We have an ES cluster with three data nodes storing logging data as part of an ELK stack. It's running smoothly for the most part, however some of our indices have large transaction logs, e.g.:
{
"logstash-2018.05.01": {
"operations": 30706751,
"size_in_bytes": 214119243282,
"uncommitted_operations": 0,
"uncommitted_size_in_bytes": 258
},
"logstash-2018.04.30": {
"operations": 21773218,
"size_in_bytes": 150386904084,
"uncommitted_operations": 0,
"uncommitted_size_in_bytes": 301
},
"logstash-2018.05.03": {
"operations": 20829483,
"size_in_bytes": 137593564722,
"uncommitted_operations": 0,
"uncommitted_size_in_bytes": 258
},
"logstash-2018.05.04": {
"operations": 547253,
"size_in_bytes": 3573423078,
"uncommitted_operations": 253171,
"uncommitted_size_in_bytes": 1627542718
},
"logstash-2018.05.02": {
"operations": 5341,
"size_in_bytes": 29375126,
"uncommitted_operations": 5341,
"uncommitted_size_in_bytes": 29375126
}
}
From what I've read, the translogs should be cleared once the transactions are committed to the relevant shard. We seem to have a large number of operations, and therefore data, in the transaction log even though the uncommitted number of transactions are low.
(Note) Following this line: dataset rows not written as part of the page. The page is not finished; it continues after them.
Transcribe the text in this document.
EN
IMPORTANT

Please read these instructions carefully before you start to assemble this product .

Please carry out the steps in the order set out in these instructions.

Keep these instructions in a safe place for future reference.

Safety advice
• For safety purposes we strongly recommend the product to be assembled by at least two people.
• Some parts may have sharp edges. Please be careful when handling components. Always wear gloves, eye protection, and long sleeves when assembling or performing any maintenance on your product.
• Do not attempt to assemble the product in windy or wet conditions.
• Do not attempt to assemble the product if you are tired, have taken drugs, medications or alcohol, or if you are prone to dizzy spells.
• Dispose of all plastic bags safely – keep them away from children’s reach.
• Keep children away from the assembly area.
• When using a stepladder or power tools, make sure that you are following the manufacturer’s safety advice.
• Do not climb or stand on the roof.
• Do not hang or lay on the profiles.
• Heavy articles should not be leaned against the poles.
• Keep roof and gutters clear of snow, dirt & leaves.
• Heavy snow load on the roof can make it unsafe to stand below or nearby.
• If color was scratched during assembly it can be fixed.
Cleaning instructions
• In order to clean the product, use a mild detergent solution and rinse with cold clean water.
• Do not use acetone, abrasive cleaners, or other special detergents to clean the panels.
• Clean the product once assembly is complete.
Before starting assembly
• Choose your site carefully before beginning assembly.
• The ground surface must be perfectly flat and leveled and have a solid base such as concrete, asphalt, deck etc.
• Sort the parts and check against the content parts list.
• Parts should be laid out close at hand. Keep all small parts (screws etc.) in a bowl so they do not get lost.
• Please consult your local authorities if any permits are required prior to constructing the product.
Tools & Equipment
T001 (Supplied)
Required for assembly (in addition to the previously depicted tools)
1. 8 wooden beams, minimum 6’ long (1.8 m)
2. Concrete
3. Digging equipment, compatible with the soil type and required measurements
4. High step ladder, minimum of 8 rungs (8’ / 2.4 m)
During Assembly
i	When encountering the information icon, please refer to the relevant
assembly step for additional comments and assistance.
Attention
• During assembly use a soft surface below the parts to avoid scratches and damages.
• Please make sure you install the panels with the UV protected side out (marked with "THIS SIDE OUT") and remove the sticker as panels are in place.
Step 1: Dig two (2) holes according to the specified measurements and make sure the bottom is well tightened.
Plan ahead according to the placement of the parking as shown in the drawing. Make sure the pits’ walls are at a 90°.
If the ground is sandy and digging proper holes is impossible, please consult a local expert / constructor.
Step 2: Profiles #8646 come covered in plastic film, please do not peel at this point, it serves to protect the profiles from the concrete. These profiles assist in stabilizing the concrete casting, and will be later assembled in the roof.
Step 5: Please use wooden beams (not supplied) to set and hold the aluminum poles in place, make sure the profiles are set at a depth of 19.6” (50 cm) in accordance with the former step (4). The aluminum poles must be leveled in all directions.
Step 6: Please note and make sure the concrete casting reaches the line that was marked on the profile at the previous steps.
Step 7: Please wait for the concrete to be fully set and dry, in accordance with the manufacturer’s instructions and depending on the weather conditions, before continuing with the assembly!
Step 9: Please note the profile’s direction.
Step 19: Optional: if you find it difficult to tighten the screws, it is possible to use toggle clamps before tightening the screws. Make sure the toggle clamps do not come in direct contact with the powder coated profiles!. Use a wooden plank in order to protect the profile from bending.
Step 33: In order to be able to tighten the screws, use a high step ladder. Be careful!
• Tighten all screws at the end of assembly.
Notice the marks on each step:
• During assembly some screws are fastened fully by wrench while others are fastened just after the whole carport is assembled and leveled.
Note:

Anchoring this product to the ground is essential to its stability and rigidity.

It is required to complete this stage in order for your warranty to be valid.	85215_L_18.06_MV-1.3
This came to light when the cluster was rebalancing shards. Some shards would rebalance in minutes, however some would take hours. For example I can see that the cluster moved a 42GB shard with no translog in 17 minutes, however a 19GB shard with a translog took over 12 hours. Neither of these indices are the current daily log index.
We've not changed the translog settings from the defaults.
How can we prevent these large translogs from building up and, if they do, how can we clear them down?